AIGCBench: Comprehensive Evaluation of Image-to-Video Content Generated by AI

Fanda Fan,Chunjie Luo,Wanling Gao,Jianfeng Zhan
2024-01-23
Abstract:The burgeoning field of Artificial Intelligence Generated Content (AIGC) is witnessing rapid advancements, particularly in video generation. This paper introduces AIGCBench, a pioneering comprehensive and scalable benchmark designed to evaluate a variety of video generation tasks, with a primary focus on Image-to-Video (I2V) generation. AIGCBench tackles the limitations of existing benchmarks, which suffer from a lack of diverse datasets, by including a varied and open-domain image-text dataset that evaluates different state-of-the-art algorithms under equivalent conditions. We employ a novel text combiner and GPT-4 to create rich text prompts, which are then used to generate images via advanced Text-to-Image models. To establish a unified evaluation framework for video generation tasks, our benchmark includes 11 metrics spanning four dimensions to assess algorithm performance. These dimensions are control-video alignment, motion effects, temporal consistency, and video quality. These metrics are both reference video-dependent and video-free, ensuring a comprehensive evaluation strategy. The evaluation standard proposed correlates well with human judgment, providing insights into the strengths and weaknesses of current I2V algorithms. The findings from our extensive experiments aim to stimulate further research and development in the I2V field.
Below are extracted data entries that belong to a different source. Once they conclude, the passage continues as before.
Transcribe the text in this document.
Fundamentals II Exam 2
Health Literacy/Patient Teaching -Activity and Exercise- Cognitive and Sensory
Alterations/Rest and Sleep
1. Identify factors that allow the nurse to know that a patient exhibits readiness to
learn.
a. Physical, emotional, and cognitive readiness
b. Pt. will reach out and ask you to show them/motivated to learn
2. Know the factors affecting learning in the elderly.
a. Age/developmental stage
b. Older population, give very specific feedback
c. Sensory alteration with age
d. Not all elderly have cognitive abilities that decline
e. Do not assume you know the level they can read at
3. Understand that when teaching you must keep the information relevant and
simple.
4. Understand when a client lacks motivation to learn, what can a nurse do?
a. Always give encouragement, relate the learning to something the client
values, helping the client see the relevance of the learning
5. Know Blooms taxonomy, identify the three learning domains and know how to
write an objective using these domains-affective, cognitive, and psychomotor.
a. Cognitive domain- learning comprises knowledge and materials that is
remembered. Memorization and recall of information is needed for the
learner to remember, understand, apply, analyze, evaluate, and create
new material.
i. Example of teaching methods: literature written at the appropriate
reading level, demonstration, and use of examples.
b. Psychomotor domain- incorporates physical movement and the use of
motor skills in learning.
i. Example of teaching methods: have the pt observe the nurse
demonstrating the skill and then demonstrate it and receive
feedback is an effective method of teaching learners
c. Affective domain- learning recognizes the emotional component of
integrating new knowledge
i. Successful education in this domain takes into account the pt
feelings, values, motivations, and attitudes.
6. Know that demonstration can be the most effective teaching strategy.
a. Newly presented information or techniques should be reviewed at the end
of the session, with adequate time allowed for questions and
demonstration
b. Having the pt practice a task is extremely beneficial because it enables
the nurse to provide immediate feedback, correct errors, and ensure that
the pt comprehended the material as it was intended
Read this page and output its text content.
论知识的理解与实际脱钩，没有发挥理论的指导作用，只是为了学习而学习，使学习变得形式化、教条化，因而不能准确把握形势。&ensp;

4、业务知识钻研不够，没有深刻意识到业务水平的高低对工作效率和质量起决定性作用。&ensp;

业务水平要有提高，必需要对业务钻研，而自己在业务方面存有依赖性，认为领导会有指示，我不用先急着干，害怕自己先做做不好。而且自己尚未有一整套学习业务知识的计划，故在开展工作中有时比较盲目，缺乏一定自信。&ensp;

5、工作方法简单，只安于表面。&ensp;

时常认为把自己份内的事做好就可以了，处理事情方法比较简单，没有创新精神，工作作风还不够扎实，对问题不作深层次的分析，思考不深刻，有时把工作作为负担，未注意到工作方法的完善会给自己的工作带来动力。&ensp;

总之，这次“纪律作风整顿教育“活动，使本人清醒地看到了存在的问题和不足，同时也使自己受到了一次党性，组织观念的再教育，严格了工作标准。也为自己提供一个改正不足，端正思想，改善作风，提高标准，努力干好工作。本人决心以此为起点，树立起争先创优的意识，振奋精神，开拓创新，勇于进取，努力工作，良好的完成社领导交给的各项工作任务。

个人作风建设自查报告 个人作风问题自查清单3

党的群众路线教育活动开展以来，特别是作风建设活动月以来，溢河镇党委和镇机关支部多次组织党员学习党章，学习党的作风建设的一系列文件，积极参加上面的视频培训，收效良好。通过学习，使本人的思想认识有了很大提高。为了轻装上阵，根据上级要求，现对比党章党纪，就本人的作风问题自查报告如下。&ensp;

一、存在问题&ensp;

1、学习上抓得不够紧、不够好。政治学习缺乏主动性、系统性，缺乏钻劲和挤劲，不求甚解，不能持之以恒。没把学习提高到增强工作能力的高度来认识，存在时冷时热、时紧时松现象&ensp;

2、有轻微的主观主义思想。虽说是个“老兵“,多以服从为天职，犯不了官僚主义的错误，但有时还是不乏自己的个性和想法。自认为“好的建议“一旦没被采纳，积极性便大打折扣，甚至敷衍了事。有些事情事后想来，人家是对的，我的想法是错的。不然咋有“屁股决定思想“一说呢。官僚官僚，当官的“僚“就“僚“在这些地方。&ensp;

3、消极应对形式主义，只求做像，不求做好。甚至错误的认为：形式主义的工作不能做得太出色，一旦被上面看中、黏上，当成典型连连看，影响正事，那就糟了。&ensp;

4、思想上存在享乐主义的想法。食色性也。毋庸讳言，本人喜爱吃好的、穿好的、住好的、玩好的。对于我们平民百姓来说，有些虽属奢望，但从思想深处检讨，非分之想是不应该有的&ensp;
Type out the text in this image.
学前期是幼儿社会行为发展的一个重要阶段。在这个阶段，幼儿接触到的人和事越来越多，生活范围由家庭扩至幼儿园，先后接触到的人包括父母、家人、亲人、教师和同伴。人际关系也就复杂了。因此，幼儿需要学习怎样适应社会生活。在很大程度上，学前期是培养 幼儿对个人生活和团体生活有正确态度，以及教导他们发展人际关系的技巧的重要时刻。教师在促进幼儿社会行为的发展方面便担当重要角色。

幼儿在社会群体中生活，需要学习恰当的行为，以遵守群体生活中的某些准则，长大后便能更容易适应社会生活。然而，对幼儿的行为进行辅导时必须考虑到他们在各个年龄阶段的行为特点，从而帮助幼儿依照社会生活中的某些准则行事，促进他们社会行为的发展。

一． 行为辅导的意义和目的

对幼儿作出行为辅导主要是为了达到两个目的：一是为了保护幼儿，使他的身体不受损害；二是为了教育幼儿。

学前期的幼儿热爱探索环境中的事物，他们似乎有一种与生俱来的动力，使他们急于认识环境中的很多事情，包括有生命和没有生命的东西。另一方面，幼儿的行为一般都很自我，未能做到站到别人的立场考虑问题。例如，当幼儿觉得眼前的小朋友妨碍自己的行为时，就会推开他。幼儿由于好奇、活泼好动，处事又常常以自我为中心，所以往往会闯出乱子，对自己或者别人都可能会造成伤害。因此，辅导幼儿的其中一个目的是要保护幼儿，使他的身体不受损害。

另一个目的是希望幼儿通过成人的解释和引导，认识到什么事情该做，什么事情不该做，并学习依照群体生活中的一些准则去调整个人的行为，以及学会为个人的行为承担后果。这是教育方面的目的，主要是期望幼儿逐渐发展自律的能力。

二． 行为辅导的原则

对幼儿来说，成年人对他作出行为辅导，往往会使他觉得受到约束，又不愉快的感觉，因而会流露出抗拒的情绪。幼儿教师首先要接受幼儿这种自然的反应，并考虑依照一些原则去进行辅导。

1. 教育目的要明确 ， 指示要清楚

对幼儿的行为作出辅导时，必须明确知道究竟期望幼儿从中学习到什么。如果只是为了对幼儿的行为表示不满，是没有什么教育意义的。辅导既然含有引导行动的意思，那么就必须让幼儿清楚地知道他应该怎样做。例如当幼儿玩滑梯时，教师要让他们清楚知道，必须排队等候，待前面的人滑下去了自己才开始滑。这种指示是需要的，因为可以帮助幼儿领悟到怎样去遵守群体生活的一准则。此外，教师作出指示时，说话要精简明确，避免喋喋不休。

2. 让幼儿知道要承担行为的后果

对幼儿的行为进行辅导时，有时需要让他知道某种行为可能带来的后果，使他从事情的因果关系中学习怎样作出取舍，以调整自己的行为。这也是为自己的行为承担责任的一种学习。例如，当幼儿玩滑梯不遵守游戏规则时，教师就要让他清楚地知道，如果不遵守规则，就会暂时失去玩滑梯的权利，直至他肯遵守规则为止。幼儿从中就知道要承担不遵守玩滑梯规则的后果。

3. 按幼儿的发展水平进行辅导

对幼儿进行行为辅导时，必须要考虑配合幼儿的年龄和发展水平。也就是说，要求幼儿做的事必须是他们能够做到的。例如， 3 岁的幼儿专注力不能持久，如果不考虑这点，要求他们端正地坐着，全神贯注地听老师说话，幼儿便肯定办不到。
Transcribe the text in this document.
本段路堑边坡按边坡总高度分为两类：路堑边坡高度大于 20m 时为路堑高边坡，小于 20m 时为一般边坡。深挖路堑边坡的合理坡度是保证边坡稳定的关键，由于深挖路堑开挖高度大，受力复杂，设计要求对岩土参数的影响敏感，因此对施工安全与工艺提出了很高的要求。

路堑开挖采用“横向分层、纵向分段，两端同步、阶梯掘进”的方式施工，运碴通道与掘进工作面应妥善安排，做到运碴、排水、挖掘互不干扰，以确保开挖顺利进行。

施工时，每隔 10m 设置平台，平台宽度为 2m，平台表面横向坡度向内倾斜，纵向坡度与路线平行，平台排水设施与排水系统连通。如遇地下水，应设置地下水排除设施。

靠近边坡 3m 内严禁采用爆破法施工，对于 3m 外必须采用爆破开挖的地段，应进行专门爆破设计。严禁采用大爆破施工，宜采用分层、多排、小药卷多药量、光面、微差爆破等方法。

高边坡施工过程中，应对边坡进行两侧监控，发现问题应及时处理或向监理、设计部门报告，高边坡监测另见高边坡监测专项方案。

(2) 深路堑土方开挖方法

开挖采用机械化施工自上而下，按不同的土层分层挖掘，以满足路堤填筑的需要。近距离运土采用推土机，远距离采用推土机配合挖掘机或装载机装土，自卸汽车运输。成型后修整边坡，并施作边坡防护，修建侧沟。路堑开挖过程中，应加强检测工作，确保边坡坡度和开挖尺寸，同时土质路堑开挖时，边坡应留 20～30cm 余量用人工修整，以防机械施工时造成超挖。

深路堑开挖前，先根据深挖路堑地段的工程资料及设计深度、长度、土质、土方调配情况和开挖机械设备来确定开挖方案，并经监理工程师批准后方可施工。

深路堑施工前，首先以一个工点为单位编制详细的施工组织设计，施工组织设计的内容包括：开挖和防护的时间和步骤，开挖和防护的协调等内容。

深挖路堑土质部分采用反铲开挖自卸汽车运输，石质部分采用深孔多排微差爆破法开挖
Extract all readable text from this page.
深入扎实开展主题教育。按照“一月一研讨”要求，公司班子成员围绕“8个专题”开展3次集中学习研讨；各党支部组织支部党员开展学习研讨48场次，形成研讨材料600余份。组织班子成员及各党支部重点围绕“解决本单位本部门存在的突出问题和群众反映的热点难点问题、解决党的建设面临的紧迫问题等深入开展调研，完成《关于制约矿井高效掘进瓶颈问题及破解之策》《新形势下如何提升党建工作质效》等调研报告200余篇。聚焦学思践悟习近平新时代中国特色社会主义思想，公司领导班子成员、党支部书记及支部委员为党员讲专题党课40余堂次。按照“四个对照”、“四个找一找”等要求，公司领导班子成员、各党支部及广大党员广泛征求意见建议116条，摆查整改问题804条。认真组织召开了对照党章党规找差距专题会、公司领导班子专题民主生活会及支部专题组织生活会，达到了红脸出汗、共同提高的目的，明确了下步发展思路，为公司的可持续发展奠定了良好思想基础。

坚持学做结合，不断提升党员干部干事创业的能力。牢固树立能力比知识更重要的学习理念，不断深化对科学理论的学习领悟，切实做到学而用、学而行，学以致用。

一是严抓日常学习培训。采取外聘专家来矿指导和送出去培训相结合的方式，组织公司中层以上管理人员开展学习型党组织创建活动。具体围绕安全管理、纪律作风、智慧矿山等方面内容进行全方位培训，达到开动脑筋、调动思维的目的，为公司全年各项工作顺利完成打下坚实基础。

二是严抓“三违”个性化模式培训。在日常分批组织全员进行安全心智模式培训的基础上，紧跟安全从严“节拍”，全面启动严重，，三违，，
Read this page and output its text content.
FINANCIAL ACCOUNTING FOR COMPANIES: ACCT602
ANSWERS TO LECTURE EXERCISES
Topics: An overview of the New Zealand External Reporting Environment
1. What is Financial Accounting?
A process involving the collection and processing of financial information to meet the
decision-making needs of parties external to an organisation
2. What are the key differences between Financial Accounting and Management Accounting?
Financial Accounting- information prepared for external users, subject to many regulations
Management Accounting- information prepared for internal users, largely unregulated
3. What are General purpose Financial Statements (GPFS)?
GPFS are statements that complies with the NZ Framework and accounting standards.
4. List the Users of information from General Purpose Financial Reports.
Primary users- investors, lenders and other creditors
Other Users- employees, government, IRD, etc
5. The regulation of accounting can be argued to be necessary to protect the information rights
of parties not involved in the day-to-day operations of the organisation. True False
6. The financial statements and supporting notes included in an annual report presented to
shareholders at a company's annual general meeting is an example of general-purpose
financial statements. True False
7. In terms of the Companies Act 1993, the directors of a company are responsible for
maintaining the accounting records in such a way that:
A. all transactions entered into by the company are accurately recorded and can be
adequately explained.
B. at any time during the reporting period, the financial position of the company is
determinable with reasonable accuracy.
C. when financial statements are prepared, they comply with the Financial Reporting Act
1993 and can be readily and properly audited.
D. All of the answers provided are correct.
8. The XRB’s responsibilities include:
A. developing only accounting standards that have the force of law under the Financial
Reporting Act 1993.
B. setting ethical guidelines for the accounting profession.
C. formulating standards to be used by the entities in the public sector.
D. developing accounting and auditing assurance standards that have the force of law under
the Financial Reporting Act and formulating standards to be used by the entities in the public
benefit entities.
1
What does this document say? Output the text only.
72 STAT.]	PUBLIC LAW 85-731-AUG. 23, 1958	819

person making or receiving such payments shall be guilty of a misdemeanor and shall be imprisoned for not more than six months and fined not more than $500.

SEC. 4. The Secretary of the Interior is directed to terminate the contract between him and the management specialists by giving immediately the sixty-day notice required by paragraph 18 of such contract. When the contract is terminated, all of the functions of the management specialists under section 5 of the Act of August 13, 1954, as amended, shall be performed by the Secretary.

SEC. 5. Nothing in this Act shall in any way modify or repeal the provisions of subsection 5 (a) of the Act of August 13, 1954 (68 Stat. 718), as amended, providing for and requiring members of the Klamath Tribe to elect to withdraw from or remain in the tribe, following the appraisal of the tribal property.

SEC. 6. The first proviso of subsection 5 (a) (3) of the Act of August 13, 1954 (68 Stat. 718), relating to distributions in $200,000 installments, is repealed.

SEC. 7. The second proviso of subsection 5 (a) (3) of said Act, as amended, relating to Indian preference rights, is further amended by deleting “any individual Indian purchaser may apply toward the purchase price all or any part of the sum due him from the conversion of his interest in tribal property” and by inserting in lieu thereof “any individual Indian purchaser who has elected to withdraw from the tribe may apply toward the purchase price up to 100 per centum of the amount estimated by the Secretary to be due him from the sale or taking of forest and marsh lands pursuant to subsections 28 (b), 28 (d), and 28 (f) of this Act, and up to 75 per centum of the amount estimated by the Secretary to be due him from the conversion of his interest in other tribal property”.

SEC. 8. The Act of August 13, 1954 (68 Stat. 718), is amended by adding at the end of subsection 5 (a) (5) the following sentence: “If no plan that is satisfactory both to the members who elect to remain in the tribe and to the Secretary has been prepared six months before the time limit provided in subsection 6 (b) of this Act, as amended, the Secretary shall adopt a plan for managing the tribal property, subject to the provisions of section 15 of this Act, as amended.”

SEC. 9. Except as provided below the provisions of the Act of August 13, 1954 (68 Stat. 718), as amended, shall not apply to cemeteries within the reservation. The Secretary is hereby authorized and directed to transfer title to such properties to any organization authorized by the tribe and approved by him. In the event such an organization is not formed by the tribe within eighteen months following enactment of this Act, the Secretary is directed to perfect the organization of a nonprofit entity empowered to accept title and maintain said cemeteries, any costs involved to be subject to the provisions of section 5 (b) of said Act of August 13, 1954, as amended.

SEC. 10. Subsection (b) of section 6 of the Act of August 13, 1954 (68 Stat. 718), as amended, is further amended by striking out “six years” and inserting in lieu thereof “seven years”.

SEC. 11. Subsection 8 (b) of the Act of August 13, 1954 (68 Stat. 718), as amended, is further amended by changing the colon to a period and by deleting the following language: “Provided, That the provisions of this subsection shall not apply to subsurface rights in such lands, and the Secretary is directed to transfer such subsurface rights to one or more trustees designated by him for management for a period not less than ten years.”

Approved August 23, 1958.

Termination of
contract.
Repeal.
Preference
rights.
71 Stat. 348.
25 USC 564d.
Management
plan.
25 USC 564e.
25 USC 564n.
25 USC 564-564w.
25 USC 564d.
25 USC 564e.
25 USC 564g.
AIGCBench represents a significant step toward creating standardized benchmarks for the broader AIGC landscape, proposing an adaptable and equitable framework for future assessments of video generation tasks. We have open-sourced the dataset and evaluation code on the project website:
Computer Vision and Pattern Recognition,Artificial Intelligence
What problem does this paper attempt to address?
The paper introduces AIGCBench, a comprehensive and scalable benchmark evaluation system for Image-to-Video (I2V) generation tasks in the domain of Artificial Intelligence Generated Content (AIGC). Currently, the AIGC field, particularly in video generation, is rapidly developing but lacks a comprehensive benchmark for evaluating various video generation tasks, especially I2V generation. AIGCBench aims to address this issue by providing diverse image-text datasets, creating rich text prompts using an innovative text combiner and GPT-4, and utilizing advanced text-to-image models for image generation. AIGCBench consists of three modules: evaluation datasets, evaluation metrics, and the video generation models to be evaluated. It proposes a set of 11 evaluation metrics covering four dimensions, namely, video alignment control, motion effects, temporal consistency, and video quality. These metrics include both reference-based metrics and reference-free metrics to achieve comprehensive evaluation. Additionally, AIGCBench incorporates human validation to confirm the effectiveness of its evaluation criteria. Compared to existing benchmarks, AIGCBench is more comprehensive and allows for the comparison of different algorithms under equivalent conditions, facilitating analysis of the strengths and limitations of different video generation algorithms and driving progress in the I2V field. The paper also compares AIGCBench with other benchmarks and presents detailed contributions, including creating high-quality images, expanding image-text datasets, and comprehensive evaluation of I2V algorithms. Overall, AIGCBench is a standardized benchmark for video generation tasks, aiming to promote evaluation and future development in the field of AIGC, particularly in I2V generation tasks.